Instant apply and explicit apply in KDE HIG

Gábor Lehel illissius at gmail.com
Fri Mar 3 15:18:43 CET 2006


On 3/3/06, Ellen Reitmayr <ellen at kde.org> wrote:
>
> On OpenUsability, Stefan Monov suggested to promote the usage of instant apply
> instead of explicit apply in certain situations in KDE
>
> see:
> http://openusability.org/forum/message.php?msg_id=1991
> http://developer.gnome.org/projects/gup/hig/1.0/windows.html#instant-apply

I like instant apply a lot. Apart from being more convenient (you
don't have to separately click the apply button -- but this is the
lesser advantage), it also offers instant feedback, so the user can
usually tell what the option (s)he just clicked actually changed (and
then change it further or back as a result), and it's also more
lifelike -- in real life, when you change things, they change, and
don't ask you to confirm first.

> I replied that while instant apply is a useful thing in certain situations,
> there undoing operations becomes problematic:
>
> <snip>
> for example, in kivio, there is instant apply in the docker windows.
> when i modify the x location via the geometry docker, i can either enter a
> value manually (no prob here), or i use the spin box buttons. if i use them
> and i want to revert my changes, i have to press 'undo' as often as i pressed
> the button in the spin box. that is crazy!
> </snip>
>
> He proposed to remember only the changes that change direction:
>
> <snip>
> A possible approach is to remember every change that changes the direction.
> Following your example with the spinbox:
>
> in the beginning - 1
> changes to 2
> ...3
> 4
> 5
> 6
> 5 (this change saves in history)
> 4
> 3
> 4 (this one too)
>
> This would also be consistent with the current editbox undo/redo behavior: the
> last solid sequence of backspaces/characters (whichever was last done).
> </snip>

Well, clicking on spinbox arrows seems like a bit of a special case to
me. Certainly you don't have this problem when changing checkboxes,
radio buttons, combo boxes, text fields (which have their own undo
functionality), and so on. (Nor if you hold down the spinbox arrow,
instead of clicking on it repeatedly.)
The proposed solution also seems alright to me. Or just using a timer
-- if the user hasn't touched it for N seconds, start a new entry in
the undo history.

>
> I'm tempted to think it's a good idea to promote instant apply in certain,
> defined situations - assuming that the history works.

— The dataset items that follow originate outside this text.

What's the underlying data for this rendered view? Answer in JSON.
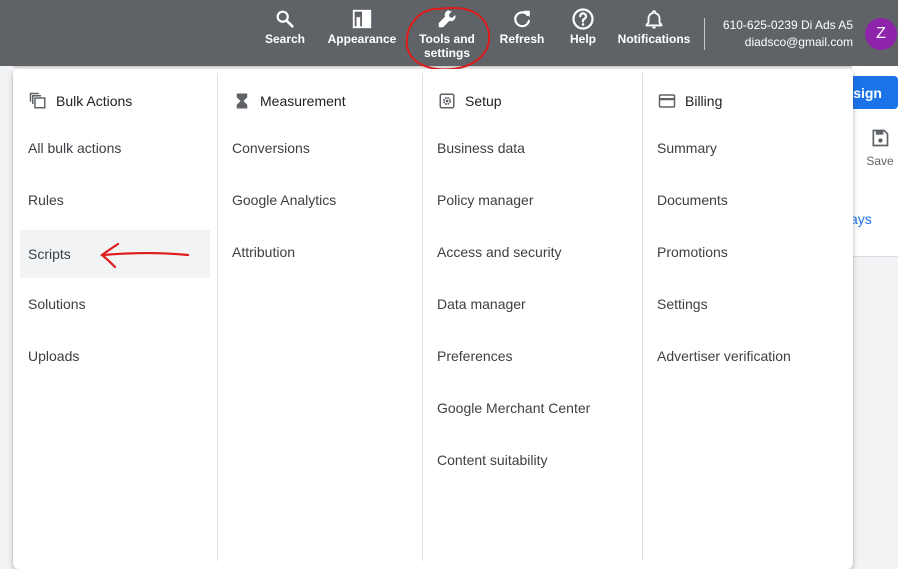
{
  "topbar": {
    "buttons": [
      {
        "label": "Search",
        "icon": "search-icon"
      },
      {
        "label": "Appearance",
        "icon": "appearance-icon"
      },
      {
        "label": "Tools and\nsettings",
        "icon": "wrench-icon"
      },
      {
        "label": "Refresh",
        "icon": "refresh-icon"
      },
      {
        "label": "Help",
        "icon": "help-icon"
      },
      {
        "label": "Notifications",
        "icon": "bell-icon"
      }
    ],
    "account_line": "610-625-0239 Di Ads A5",
    "account_email": "diadsco@gmail.com",
    "avatar_letter": "Z"
  },
  "background": {
    "design_label": "esign",
    "save_label": "Save",
    "days_label": "ays"
  },
  "menu": {
    "columns": [
      {
        "heading": "Bulk Actions",
        "icon": "bulk-actions-icon",
        "items": [
          "All bulk actions",
          "Rules",
          "Scripts",
          "Solutions",
          "Uploads"
        ]
      },
      {
        "heading": "Measurement",
        "icon": "hourglass-icon",
        "items": [
          "Conversions",
          "Google Analytics",
          "Attribution"
        ]
      },
      {
        "heading": "Setup",
        "icon": "setup-gear-icon",
        "items": [
          "Business data",
          "Policy manager",
          "Access and security",
          "Data manager",
          "Preferences",
          "Google Merchant Center",
          "Content suitability"
        ]
      },
      {
        "heading": "Billing",
        "icon": "credit-card-icon",
        "items": [
          "Summary",
          "Documents",
          "Promotions",
          "Settings",
          "Advertiser verification"
        ]
      }
    ]
  },
  "colors": {
    "topbar": "#5f6368",
    "annotation": "#e01b1b",
    "highlight": "#f1f3f4",
    "accent": "#1a73e8",
    "avatar": "#8e24aa"
  }
}
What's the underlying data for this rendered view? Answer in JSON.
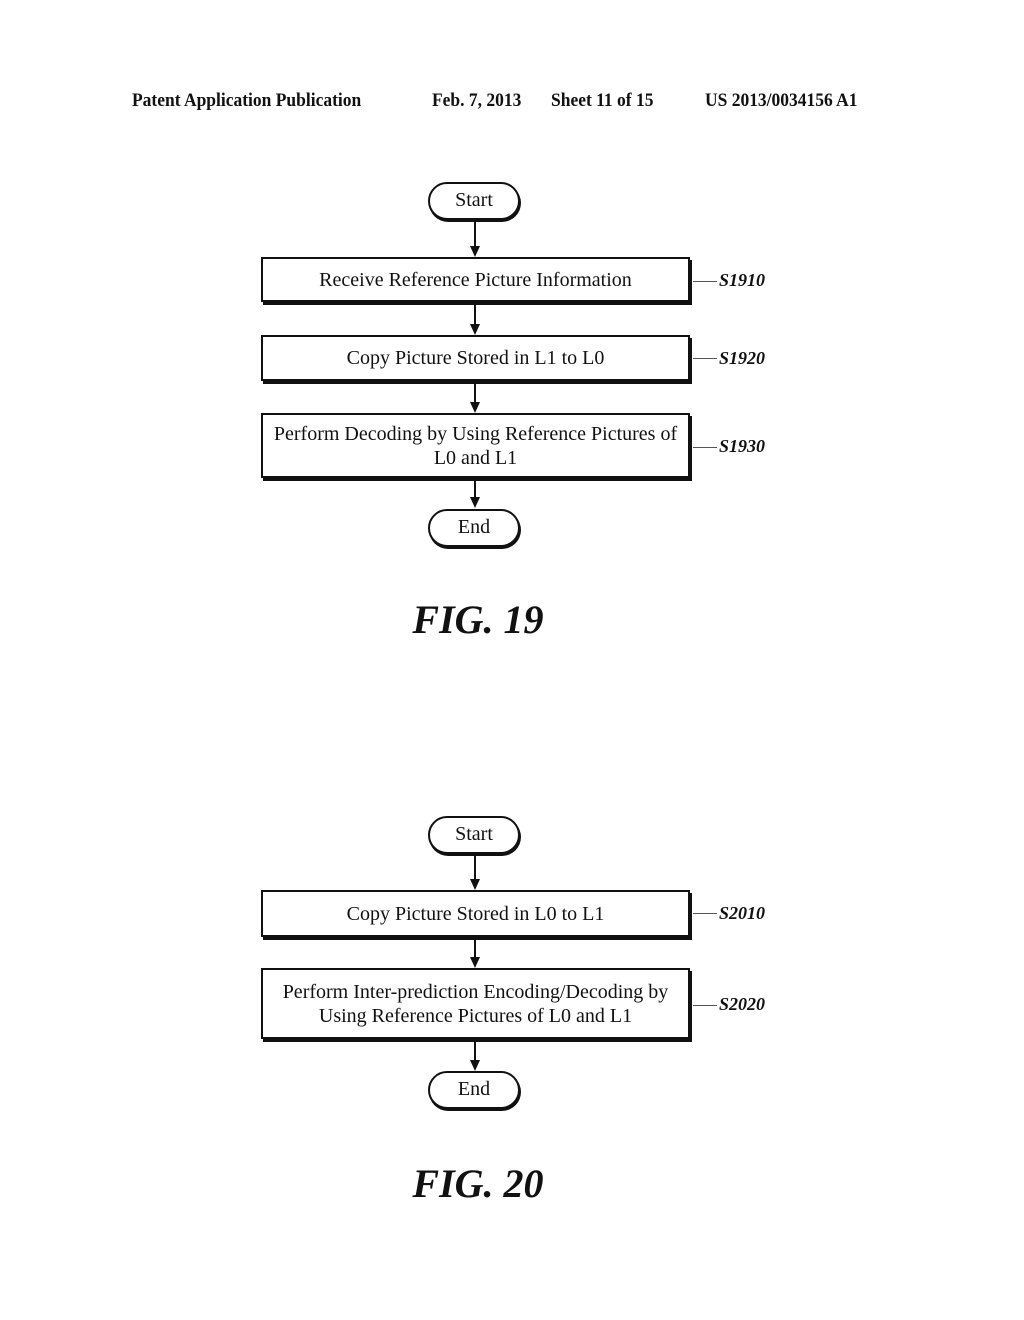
{
  "header": {
    "publication": "Patent Application Publication",
    "date": "Feb. 7, 2013",
    "sheet": "Sheet 11 of 15",
    "number": "US 2013/0034156 A1"
  },
  "fig19": {
    "start": "Start",
    "steps": [
      {
        "text": "Receive Reference Picture Information",
        "label": "S1910"
      },
      {
        "text": "Copy Picture Stored in L1 to L0",
        "label": "S1920"
      },
      {
        "text": "Perform Decoding by Using Reference Pictures of L0 and L1",
        "label": "S1930"
      }
    ],
    "end": "End",
    "caption": "FIG. 19"
  },
  "fig20": {
    "start": "Start",
    "steps": [
      {
        "text": "Copy Picture Stored in L0 to L1",
        "label": "S2010"
      },
      {
        "text": "Perform Inter-prediction Encoding/Decoding by Using Reference Pictures of L0 and L1",
        "label": "S2020"
      }
    ],
    "end": "End",
    "caption": "FIG. 20"
  }
}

Personally, I'd like if instant apply were promoted *except* in
certain, defined situations (basically, the ones the GNOME HIG you
linked mentions). If it's a positive change, why be conservative with
it? (And if it's not, why promote it at all?)

>
> What is your opinion??
> And: Won't it be difficult for users if instant and explicit apply are mixed?

Well, they already are mixed to a degree (opacity sliders, volume
controls, menu options, etc. are instant apply), but yeah, consistency
is key. I don't think a select few dialogs having an Apply button
would cause too much confusion (but then, I'm not an oracle or
anything).


--
Work is punishment for failing to procrastinate effectively.